Playing the French horn blows

French horn.The flute is so pretty. Silver, slender and refined. I had my heart set on being a flutist when singing up for band in Grade Six. I tried out many instruments but what I really, really wanted was that flute. However, I huffed and puffed but I couldn’t make a sound on the damn skinny thing. When it came to the French horn I was a natural. So I was told by the band teacher. Zut!

I was the only French horn player in the Grade Six band – a combined musical group of two schools, Gaspereau Valley Elementary, the country school, and Wolfville Elementary, the town school. I felt awkward enough having come from the “hick mountain”, not wearing the right brand of clothing, having to take the bus, having to sit in the urban music room with the town kids. Playing the French horn just added to my feelings of rural barbaricness. Why oh why did I have this stupid instrument that I had to stick my hand into?

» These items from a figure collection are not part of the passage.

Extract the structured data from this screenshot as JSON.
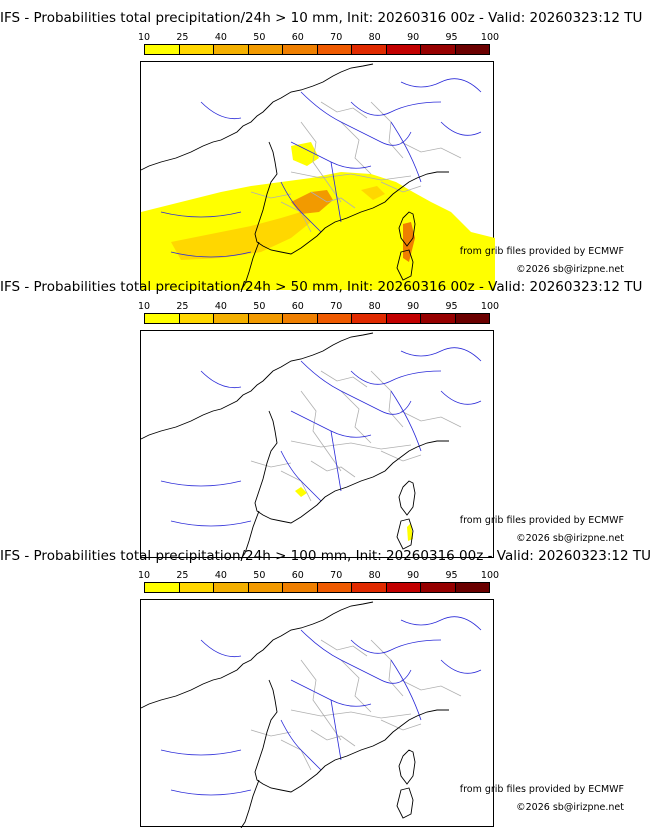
{
  "colorbar": {
    "tick_labels": [
      "10",
      "25",
      "40",
      "50",
      "60",
      "70",
      "80",
      "90",
      "95",
      "100"
    ],
    "colors": [
      "#ffff00",
      "#ffd700",
      "#f4b000",
      "#f29a00",
      "#ef7f00",
      "#ef5a00",
      "#e02a00",
      "#c20000",
      "#960000",
      "#6b0000"
    ]
  },
  "panels": [
    {
      "title": "IFS - Probabilities total precipitation/24h > 10 mm, Init: 20260316 00z - Valid: 20260323:12 TU",
      "shading": "high",
      "source_credit": "from grib files provided by ECMWF",
      "copyright": "©2026 sb@irizpne.net"
    },
    {
      "title": "IFS - Probabilities total precipitation/24h > 50 mm, Init: 20260316 00z - Valid: 20260323:12 TU",
      "shading": "low",
      "source_credit": "from grib files provided by ECMWF",
      "copyright": "©2026 sb@irizpne.net"
    },
    {
      "title": "IFS - Probabilities total precipitation/24h > 100 mm, Init: 20260316 00z - Valid: 20260323:12 TU",
      "shading": "none",
      "source_credit": "from grib files provided by ECMWF",
      "copyright": "©2026 sb@irizpne.net"
    }
  ]
}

During band practice, when the teacher called on each of the instrument sections to listen to the harmonies, there were enough flutists to drown out the missed notes. There were enough clarinetists to take the blame for the squeaks. There were enough trumpets to blast through the allegro. Then there was…me. Just me.

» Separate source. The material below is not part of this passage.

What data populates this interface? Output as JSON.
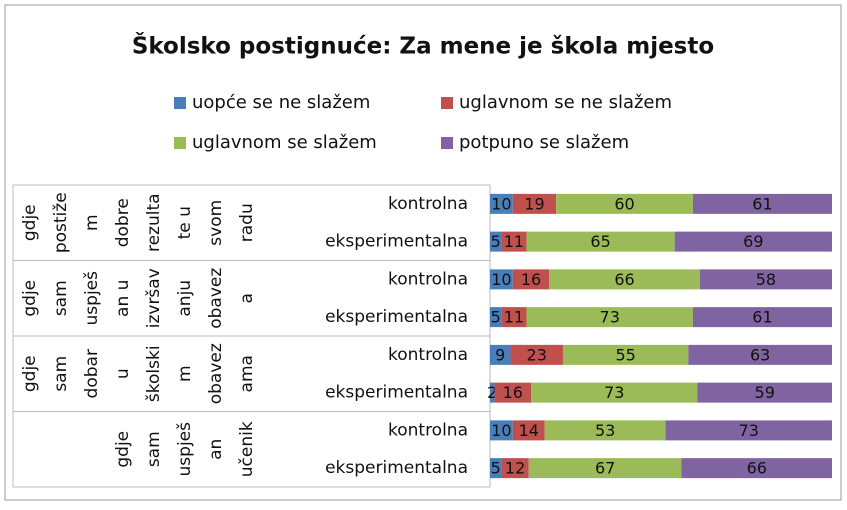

I was mortified about playing solo and felt prickles of heat climbing up my neck and poking at my skull. My face was enflamed and my mouth become dry. Making my attempt at blowing into the French horn worse and resulting into nothing resembling a song. Except perhaps a fowl call.

It was hardly the band teacher’s fault that I never practiced so the music escaping my horn wasn’t music at all but a mournful, flat sound like a sad goose squawking over a lost worm. Terribleness that no one should listen too.

Those Wolfville kids were staring at me, wondering why I had left the mountain and climbed down into their green and plush Annapolis Valley. It must have been an inside joke that we were learning John Denver’s “Thank God I’m a Country Boy.”

I stayed with the French horn for a year. Then I asked to switch to the trumpet and joined six other horn players. I was much better at being a part of the crowd at this pre-teen point in my life. These would be my “personality developing” years. Most of my friends have had these too. The years where we wanted to fit in. There would be time for learning how to march to our own beat, but not in junior high.